I am working on a linux system with mem 250G. Currently another program is running which takes mem less than 20GB.
If I try to load a vcf file (<16GB) with readVcf function in VariantAnnotation package, I get error message:
> germ.mut = readVcf("/home/kong/Haiying/Projects/PrimaryMelanoma/AllBatches/Lock/GermlineMutation/GermlineMutations.vcf", "hg19") Error: scanVcf: (internal) _vcftype_grow 'sz' < 0; cannot allocate memory? path: /home/kong/Haiying/Projects/PrimaryMelanoma/AllBatches/Lock/GermlineMutation/GermlineMutations.vcf
I tried gc() before running the line, and got the same error message.
I could follow the solution on: Error in reading 1000 genomes data
But since I have so much memory, is there any way to just load whole vcf at once?
> sessionInfo() R version 3.3.3 (2017-03-06) Platform: x86_64-pc-linux-gnu (64-bit) Running under: openSUSE 13.1 (Bottle) (x86_64) locale: [1] LC_CTYPE=en_GB.UTF-8 LC_NUMERIC=C [3] LC_TIME=en_GB.UTF-8 LC_COLLATE=en_GB.UTF-8 [5] LC_MONETARY=en_GB.UTF-8 LC_MESSAGES=en_GB.UTF-8 [7] LC_PAPER=en_GB.UTF-8 LC_NAME=en_GB.UTF-8 [9] LC_ADDRESS=en_GB.UTF-8 LC_TELEPHONE=en_GB.UTF-8 [11] LC_MEASUREMENT=en_GB.UTF-8 LC_IDENTIFICATION=en_GB.UTF-8 attached base packages: [1] stats4 parallel stats graphics grDevices utils datasets [8] methods base other attached packages: [1] cgdv17_0.12.0 VariantAnnotation_1.20.3 [3] Rsamtools_1.26.2 Biostrings_2.42.1 [5] XVector_0.14.1 SummarizedExperiment_1.4.0 [7] Biobase_2.34.0 GenomicRanges_1.26.4 [9] GenomeInfoDb_1.10.3 IRanges_2.8.2 [11] S4Vectors_0.12.2 BiocGenerics_0.20.0 [13] BiocInstaller_1.24.0 xlsx_0.5.7 [15] xlsxjars_0.6.1 rJava_0.9-8 loaded via a namespace (and not attached): [1] Rcpp_0.12.10 AnnotationDbi_1.36.2 GenomicAlignments_1.10.1 [4] zlibbioc_1.20.0 BiocParallel_1.8.2 BSgenome_1.42.0 [7] lattice_0.20-35 tools_3.3.3 grid_3.3.3 [10] DBI_0.6-1 digest_0.6.12 Matrix_1.2-8 [13] rtracklayer_1.34.2 bitops_1.0-6 biomaRt_2.30.0 [16] RCurl_1.95-4.8 memoise_1.1.0 RSQLite_1.1-2 [19] GenomicFeatures_1.26.4 XML_3.98-1.6
Thank you very much for your reply.
How is it decided "the data are still too large"? I should have more than 200GB mem, and the vcf file I am trying to load is less than 16GB.
By 'still to large' I meant that you receive the same error about memory allocation.
When I look at the code, it seems like the error message could be moderately misleading.
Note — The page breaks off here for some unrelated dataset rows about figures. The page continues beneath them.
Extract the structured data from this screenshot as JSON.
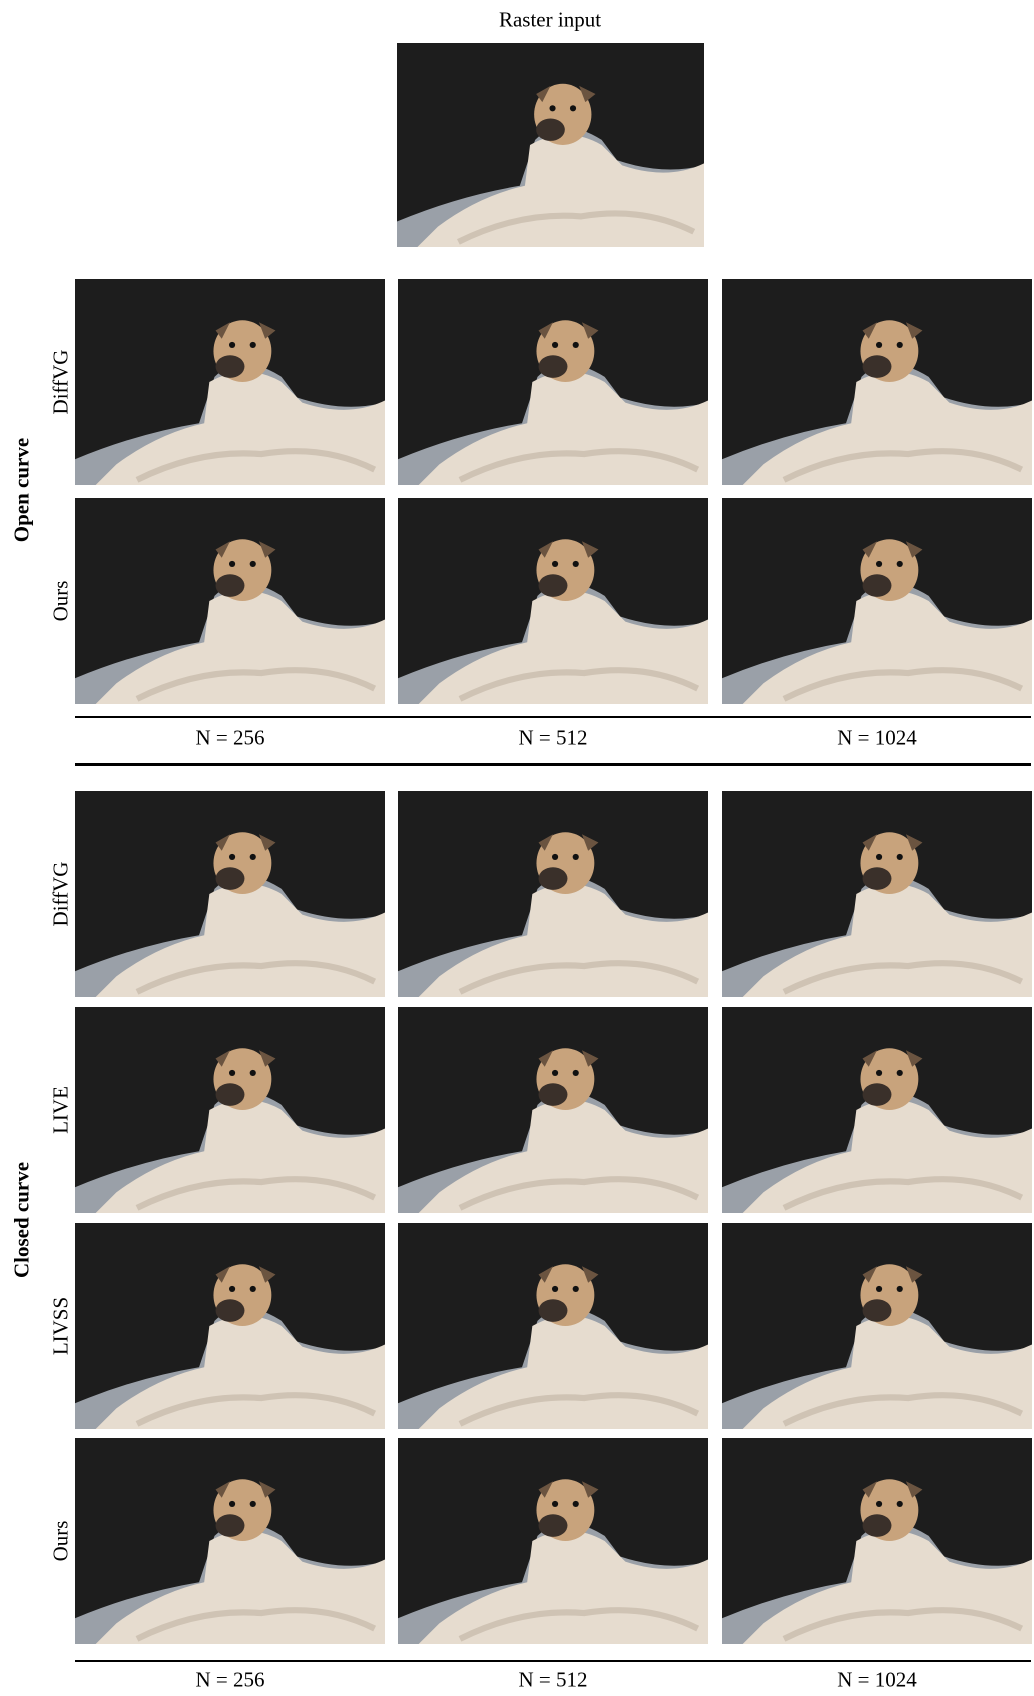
{
  "title": "Raster input",
  "sections": [
    {
      "label": "Open curve",
      "rows": [
        "DiffVG",
        "Ours"
      ],
      "columns": [
        "N = 256",
        "N = 512",
        "N = 1024"
      ]
    },
    {
      "label": "Closed curve",
      "rows": [
        "DiffVG",
        "LIVE",
        "LIVSS",
        "Ours"
      ],
      "columns": [
        "N = 256",
        "N = 512",
        "N = 1024"
      ]
    }
  ]
}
The error occurs if one of the components of the VCF file (e.g., the GT field) the product of the dimensions of the resulting matrix were larger than the maximum integer size (about 2.14 billion). With 1000 samples and a field taking on three values per sample, the maximum number of variants would be about 715,000 (2.14 billion / 1000 / 3). Making the code work with much larger data sets isn't a priority for me -- process it in chunks to manage memory, allow other processes and users to access the computer's resources, and facilitate parallel evaluation.
There are a number of additional possibilities. Remember that a VCF file is text file, but one operates in R on different data types, so the character value '1' in a VCF file is a single byte, but represented by a double in R so take up 8 bytes. Depending on memory allocation patterns, memory available to the operating system may become fragmented, so that while there are many more than x bytes available, contiguous blocks are all less than the amount required. Etc.
Thank you very much for the explanation.